Dans le système institutionnel communautaire, la Commission européenne dispose du droit d’initiative législative, veille à l’exécution des réglementations européennes, est la gardienne des traités communautaires et représente l’Union sur la scène internationale. La Commission est notamment organisée en directions générales, sectorielles (comme la DG TAXUD) ou horizontales, qui appliquent ou initient les politiques décidées par le Collège des commissaires, instance suprême de décision.
La Direction générale TAXUD (Taxation et Union douanière), en particulier, est chargée de la fiscalité et de l’Union douanière. Dans le domaine fiscal, elle veille à ce que les mesures fiscales des États membres n’entravent pas le bon fonctionnement du marché intérieur et n’engendrent pas de concurrence déloyale. Sous le volet douanier, elle veille à la bonne gestion de l’Union douanière en simplifiant et en modernisant les procédures et formalités douanières, en encourageant le rapprochement des méthodes de travail des différentes administrations douanières et la coopération entre elles, et en mettant à leur disposition les outils informatiques nécessaires. De manière plus imagée, la Commission cherche à faire travailler ensemble quinze administrations douanières comme si elles n’en constituaient qu’une seule. À défaut, les fraudeurs pourraient décider de faire entrer leur marchandise par les postes douaniers où les contrôles sont les moins stricts.
Pour donner des exemples concrets du travail de gestion, la Commission veille à ce que les instruments douaniers qu’elle gère quotidiennement soient opérationnels et à la disposition des services douaniers ou des opérateurs économiques. C’est le cas par exemple du TARIC (Tarif intégré de la Communauté), la base de donnée qui contient tous les droits de douane applicables et toutes les mesures douanières, découlant de la politique commerciale, applicables à tout moment à toutes les marchandises. La Commission gère aussi le programme de modernisation de la douane appelé « Douane 2007 » qui encourage la coopération entre administrations douanières nationales.
Mais la Commission assume également une mission prospective : elle doit sans cesse concevoir quelle sera la douane de demain et veiller à adapter les procédures, les instruments et les méthodes de travail douanier aux nouvelles technologies. À titre d’exemples, la Commission a adopté en février 2001 une communication sur la stratégie douanière dont l’objectif est d’adapter les douanes à l’environnement changeant au sein duquel elles opèrent (accroissement du commerce international, nouvelles politiques que les douanes sont amenées à appliquer comme l’environnement, la santé,…). Plus récemment, en juillet 2003, la Commission a adopté un paquet douanier qui vise à renforcer la sécurité des marchandises qui franchissent les frontières extérieures de l’Union européenne tout en simplifiant les procédures et formalités douanières pour les opérateurs économiques légitimes.

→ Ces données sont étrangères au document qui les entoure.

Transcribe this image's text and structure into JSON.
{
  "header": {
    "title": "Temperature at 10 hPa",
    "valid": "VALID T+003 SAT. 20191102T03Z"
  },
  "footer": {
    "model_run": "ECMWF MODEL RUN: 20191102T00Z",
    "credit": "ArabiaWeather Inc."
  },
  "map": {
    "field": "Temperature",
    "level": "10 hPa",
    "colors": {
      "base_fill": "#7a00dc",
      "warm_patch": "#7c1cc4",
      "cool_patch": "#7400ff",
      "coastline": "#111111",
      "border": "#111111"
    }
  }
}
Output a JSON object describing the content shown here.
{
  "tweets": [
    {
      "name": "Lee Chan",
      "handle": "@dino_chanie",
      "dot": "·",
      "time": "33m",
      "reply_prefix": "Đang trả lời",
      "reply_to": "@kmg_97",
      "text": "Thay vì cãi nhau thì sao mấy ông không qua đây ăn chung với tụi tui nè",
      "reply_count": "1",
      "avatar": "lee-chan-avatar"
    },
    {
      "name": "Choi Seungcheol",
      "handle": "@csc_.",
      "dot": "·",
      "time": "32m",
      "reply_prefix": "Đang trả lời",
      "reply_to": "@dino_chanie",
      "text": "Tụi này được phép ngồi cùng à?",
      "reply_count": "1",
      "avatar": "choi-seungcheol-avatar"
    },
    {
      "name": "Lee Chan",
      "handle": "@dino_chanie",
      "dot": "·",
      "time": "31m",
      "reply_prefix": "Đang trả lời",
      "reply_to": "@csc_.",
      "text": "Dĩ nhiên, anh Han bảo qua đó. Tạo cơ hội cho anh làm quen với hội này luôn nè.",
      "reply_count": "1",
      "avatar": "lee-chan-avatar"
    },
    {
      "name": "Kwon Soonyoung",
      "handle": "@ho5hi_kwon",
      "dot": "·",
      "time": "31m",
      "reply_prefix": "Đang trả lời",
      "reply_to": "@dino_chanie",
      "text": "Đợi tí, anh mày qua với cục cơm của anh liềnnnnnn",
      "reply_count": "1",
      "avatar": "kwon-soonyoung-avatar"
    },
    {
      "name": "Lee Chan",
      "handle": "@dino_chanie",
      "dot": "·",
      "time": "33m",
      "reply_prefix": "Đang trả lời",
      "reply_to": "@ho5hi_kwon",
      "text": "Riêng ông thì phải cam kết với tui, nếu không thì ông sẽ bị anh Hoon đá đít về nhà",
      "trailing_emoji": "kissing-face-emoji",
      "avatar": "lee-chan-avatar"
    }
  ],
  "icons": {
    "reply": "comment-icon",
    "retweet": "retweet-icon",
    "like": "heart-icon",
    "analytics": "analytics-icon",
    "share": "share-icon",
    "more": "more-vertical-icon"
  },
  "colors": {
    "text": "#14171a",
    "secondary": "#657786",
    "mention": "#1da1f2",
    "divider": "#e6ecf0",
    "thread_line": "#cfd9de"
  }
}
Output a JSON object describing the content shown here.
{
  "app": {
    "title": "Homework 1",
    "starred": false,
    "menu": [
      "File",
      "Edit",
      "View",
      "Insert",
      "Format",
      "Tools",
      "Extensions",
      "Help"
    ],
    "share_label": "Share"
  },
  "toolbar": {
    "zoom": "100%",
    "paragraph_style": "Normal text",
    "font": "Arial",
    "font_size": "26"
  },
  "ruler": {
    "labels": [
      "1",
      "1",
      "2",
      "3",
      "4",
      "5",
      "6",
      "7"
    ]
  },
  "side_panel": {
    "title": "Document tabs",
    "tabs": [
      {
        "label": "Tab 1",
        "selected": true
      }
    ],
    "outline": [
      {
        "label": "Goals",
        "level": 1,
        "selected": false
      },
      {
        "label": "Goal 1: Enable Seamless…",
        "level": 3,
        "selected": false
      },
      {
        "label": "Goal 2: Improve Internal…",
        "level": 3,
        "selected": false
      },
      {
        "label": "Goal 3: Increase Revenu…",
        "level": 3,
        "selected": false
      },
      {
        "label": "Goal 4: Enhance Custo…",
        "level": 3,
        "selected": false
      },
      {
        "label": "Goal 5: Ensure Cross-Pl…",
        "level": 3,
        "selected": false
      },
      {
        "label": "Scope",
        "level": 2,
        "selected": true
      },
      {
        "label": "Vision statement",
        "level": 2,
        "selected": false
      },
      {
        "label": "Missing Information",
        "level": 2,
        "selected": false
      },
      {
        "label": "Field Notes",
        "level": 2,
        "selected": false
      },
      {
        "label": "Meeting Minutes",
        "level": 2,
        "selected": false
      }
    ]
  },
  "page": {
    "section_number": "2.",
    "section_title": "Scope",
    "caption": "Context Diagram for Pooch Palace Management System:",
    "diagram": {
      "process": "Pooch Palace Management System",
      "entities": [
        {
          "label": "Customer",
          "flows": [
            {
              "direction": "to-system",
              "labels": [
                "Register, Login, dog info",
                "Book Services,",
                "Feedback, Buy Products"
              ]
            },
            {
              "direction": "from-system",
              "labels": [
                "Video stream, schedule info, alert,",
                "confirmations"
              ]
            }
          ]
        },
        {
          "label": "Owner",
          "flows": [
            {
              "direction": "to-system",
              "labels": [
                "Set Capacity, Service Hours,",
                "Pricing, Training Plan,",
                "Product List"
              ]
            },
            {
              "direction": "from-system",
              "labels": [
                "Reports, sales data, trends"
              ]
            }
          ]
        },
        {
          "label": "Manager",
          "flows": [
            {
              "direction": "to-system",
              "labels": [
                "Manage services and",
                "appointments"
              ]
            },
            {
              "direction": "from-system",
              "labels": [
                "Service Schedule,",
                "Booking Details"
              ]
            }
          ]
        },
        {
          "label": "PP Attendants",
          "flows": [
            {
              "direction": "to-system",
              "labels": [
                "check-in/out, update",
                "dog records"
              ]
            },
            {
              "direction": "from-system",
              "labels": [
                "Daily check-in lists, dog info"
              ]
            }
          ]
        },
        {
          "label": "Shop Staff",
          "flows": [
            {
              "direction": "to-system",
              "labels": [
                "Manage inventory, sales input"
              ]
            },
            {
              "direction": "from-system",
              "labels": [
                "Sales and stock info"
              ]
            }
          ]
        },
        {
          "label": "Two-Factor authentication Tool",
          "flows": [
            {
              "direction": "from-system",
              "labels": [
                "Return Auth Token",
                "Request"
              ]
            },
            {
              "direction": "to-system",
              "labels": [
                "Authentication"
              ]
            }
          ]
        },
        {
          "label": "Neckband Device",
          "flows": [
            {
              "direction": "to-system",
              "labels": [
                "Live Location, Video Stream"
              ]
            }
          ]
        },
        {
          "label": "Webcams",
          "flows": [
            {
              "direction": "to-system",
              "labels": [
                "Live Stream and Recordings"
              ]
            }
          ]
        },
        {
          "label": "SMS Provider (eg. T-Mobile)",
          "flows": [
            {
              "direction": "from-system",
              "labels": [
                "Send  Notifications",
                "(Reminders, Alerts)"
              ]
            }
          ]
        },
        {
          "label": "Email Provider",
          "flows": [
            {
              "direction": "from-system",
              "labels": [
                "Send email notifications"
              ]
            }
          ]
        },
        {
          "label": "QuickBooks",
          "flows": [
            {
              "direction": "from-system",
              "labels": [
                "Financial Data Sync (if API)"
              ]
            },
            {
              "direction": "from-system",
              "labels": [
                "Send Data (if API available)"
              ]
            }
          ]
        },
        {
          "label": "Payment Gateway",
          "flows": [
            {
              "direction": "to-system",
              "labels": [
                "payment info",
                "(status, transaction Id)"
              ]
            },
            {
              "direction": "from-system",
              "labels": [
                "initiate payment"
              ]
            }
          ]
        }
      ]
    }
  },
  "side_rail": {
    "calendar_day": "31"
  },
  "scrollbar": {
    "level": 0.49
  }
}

Quel est le rôle de la Commission en matière de précurseurs ?
Les précurseurs sont des substances chimiques qui sont utilisées pour produire un large panel de produits de notre vie quotidienne (médicaments, parfums, moquette…), mais qui sont malheureusement également utilisées de façon illicite pour produire des stupéfiants (héroïne, cocaïne, LSD, ecstasy,…). Le problème spécifique des précurseurs est donc essentiellement la dichotomie de leur usage. Prenons l’exemple flagrant de l'anhydride acétique utilisé pour fabriquer de l'aspirine, mais qui est aussi une matière importante pour fabriquer de l’héroïne.

Comment protéger les citoyens contre ce type de substances ?
Vu le caractère commun de leur usage, les précurseurs sont des substances parfois commercialisées à une très grande échelle. Les interdire purement et simplement n’est donc pas une solution. Cela porterait préjudice à la fabrication des produits courants qui utilisent ces substances comme matière première. En revanche, il faut veiller à ce que celles qui présentent cette dualité d’emploi ne soient commercialisées qu’à des fins licites.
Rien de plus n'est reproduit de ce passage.